The comparison-heavy tree traversal uses TFHE (via [tfhe-rs](https://github.com/zama-ai/tfhe-rs)); the final activation functions (sigmoid, softmax) are handled in CKKS where approximate real arithmetic is the right tool.
## Usage
Add to your `Cargo.toml`:
```toml
[dependencies]
weirwood = "0.1"
```
### Plaintext inference
Useful for verifying model loading and as a correctness reference.
`predict_proba` runs inference and applies the appropriate activation for the
model's objective (sigmoid for `binary:logistic`, identity for
`reg:squarederror`). Use `predict` (requires importing the `Evaluator` trait)
if you want the raw pre-activation score instead.
```rust
use weirwood::{model::WeirwoodTree, eval::PlaintextEvaluator};
fn main() -> Result<(), weirwood::Error> {
// Load from JSON (text) or UBJ (binary) — both produce the same WeirwoodTree.
let weirwood_tree = WeirwoodTree::from_json_file("model.json")?;
// or: let weirwood_tree = WeirwoodTree::from_ubj_file("model.ubj")?;
let features = vec![1.0_f32, 0.5, 3.2, 0.1];
// Returns probability for binary:logistic, raw score for regression.
let score = PlaintextEvaluator.predict_proba(&weirwood_tree, &features);
println!("prediction: {score:.4}");
Ok(())
}
```
To get the raw pre-activation score:
```rust
use weirwood::{model::WeirwoodTree, eval::{Evaluator, PlaintextEvaluator}};
let raw_score = PlaintextEvaluator.predict(&weirwood_tree, &features);
```
Save the model from Python with:
```python
booster.save_model("model.json") # JSON (text)
booster.save_model("model.ubj") # UBJ (binary, smaller on disk)
```
### Encrypted inference (in progress)
Key management and encryption are ready. Encrypted inference is under active development.
```rust
use weirwood::fhe::{FheContext, FheEvaluator};
// Generate a key pair. The client key is private; share only the server key.
let ctx = FheContext::generate()?;
ctx.set_active(); // installs the server key for homomorphic operations
// Encrypt the feature vector on the client.
let features = vec![1.0_f32, 0.5, 3.2, 0.1];
let ciphertext = ctx.encrypt(&features);
// Send `ctx.server_key()` and `ciphertext` to the inference server.
// The server computes on ciphertext and returns an EncryptedScore.
// Decrypt the result locally with the private key.
// let score = ctx.decrypt_score(&encrypted_result);
```
## Project layout
```
src/
lib.rs public API and re-exports
error.rs WeirwoodError enum
model.rs XGBoost IR types (WeirwoodTree, Tree, Node) + JSON loader
eval.rs Evaluator trait + PlaintextEvaluator
fhe.rs FheContext (key gen, encrypt, decrypt) + FheEvaluator stub
```
## Supported model formats
| XGBoost JSON (`.json`) | Supported |
| Universal Binary JSON (`.ubj`) | Supported |
## Supported objectives
| `binary:logistic` | Yes | Planned |
| `reg:squarederror` | Yes | Planned |
| `multi:softmax` | Partial | Planned |
## Building
```sh
cargo build # tfhe-rs is a required dependency — expect a longer first compile
cargo test
```
## Benchmarks
Plaintext inference throughput measured on the committed `trained_binary.ubj`
fixture (100 trees, depth 3, 2 features), 100,000 iterations each.

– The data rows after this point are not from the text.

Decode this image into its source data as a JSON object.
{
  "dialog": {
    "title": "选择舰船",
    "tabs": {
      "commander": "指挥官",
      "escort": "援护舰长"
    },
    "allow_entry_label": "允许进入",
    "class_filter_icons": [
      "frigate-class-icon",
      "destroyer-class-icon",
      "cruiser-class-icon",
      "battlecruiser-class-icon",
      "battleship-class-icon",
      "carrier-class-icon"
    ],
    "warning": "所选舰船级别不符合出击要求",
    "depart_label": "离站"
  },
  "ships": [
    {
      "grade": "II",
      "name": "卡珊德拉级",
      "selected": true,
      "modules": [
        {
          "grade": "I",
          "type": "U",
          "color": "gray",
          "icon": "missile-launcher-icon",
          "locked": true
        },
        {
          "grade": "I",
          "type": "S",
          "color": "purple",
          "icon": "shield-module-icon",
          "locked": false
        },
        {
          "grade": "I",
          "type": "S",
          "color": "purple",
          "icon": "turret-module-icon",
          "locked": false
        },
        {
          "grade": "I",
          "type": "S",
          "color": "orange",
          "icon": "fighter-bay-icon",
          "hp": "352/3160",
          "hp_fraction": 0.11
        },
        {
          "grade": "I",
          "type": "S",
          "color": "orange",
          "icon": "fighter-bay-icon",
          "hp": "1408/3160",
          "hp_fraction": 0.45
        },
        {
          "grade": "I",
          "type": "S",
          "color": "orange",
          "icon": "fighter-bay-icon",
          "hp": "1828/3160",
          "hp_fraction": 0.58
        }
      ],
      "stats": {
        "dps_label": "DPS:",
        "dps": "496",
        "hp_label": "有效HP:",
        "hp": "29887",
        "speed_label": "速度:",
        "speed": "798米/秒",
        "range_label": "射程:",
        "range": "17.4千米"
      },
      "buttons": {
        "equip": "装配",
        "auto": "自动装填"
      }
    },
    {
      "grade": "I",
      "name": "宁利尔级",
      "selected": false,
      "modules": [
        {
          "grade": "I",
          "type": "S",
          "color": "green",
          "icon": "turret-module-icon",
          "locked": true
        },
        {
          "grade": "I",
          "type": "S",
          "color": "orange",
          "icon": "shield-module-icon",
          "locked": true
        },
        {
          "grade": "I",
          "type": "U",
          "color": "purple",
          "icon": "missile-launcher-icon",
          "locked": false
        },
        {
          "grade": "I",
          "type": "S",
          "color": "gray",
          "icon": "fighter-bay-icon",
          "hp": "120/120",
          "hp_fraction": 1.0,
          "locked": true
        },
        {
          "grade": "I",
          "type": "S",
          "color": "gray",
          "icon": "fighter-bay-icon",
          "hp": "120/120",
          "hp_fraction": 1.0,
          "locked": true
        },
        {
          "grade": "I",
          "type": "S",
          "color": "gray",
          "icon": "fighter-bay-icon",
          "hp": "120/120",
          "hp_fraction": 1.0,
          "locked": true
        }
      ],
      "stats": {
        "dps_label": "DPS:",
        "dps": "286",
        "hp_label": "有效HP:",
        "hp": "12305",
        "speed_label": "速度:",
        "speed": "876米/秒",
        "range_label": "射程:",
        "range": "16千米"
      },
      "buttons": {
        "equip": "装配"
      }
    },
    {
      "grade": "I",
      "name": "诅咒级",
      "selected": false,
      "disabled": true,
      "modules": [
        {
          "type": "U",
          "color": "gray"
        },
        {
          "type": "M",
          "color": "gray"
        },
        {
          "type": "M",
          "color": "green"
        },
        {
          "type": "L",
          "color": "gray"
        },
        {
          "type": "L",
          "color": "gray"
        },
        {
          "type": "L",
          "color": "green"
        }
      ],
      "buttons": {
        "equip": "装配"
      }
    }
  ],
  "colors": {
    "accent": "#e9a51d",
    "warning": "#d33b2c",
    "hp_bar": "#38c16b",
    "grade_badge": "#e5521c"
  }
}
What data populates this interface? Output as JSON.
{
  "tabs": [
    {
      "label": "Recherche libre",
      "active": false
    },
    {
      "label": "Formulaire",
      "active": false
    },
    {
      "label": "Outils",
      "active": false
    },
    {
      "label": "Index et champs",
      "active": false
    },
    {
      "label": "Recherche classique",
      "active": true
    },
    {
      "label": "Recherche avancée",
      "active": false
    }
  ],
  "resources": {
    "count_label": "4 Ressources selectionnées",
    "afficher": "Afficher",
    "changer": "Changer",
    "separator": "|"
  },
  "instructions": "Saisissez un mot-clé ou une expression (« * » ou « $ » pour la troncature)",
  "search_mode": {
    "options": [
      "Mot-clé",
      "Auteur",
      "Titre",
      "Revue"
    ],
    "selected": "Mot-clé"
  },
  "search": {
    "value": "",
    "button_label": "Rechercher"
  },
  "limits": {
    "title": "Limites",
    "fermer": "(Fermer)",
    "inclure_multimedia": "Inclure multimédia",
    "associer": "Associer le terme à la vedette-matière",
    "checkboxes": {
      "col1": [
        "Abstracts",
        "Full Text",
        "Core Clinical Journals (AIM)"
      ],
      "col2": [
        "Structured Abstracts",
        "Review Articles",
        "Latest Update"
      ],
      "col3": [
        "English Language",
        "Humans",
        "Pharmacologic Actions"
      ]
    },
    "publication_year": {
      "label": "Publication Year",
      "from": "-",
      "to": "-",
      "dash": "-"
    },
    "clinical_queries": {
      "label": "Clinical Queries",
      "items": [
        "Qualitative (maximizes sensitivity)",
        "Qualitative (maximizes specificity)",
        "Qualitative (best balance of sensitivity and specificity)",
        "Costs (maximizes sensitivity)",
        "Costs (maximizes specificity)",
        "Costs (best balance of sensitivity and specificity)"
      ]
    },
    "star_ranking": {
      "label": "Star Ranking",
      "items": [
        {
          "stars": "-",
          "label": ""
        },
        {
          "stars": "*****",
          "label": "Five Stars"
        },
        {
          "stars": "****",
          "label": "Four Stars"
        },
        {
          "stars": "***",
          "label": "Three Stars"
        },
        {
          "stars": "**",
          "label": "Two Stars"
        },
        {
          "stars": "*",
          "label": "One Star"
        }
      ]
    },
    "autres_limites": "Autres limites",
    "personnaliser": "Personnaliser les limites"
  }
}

Run `./benchmarks/run_benchmark.sh` to regenerate on your machine.
_Last run: 2026-03-14 · model: `tests/fixtures/trained_binary.ubj` · 100,000 iterations_
| weirwood (Rust, plaintext) | 0.694 | 6.9 | 144194027 |
| XGBoost (Python) | 12887.545 | 128875.5 | 7759 |
## Performance notes
A typical XGBoost model with 100 trees at depth 5 requires roughly 31,000 bootstrapping operations. On CPU with `tfhe-rs`, each TFHE comparison takes about 10–20 ms, putting naive single-threaded inference around 5 minutes. `weirwood` parallelizes across nodes at the same tree depth using Rayon. GPU acceleration (targeting ~1 ms per comparison via `tfhe-rs`'s CUDA backend) is the primary optimization target for v0.2.
## License
Licensed under the [MIT License](LICENSE-MIT).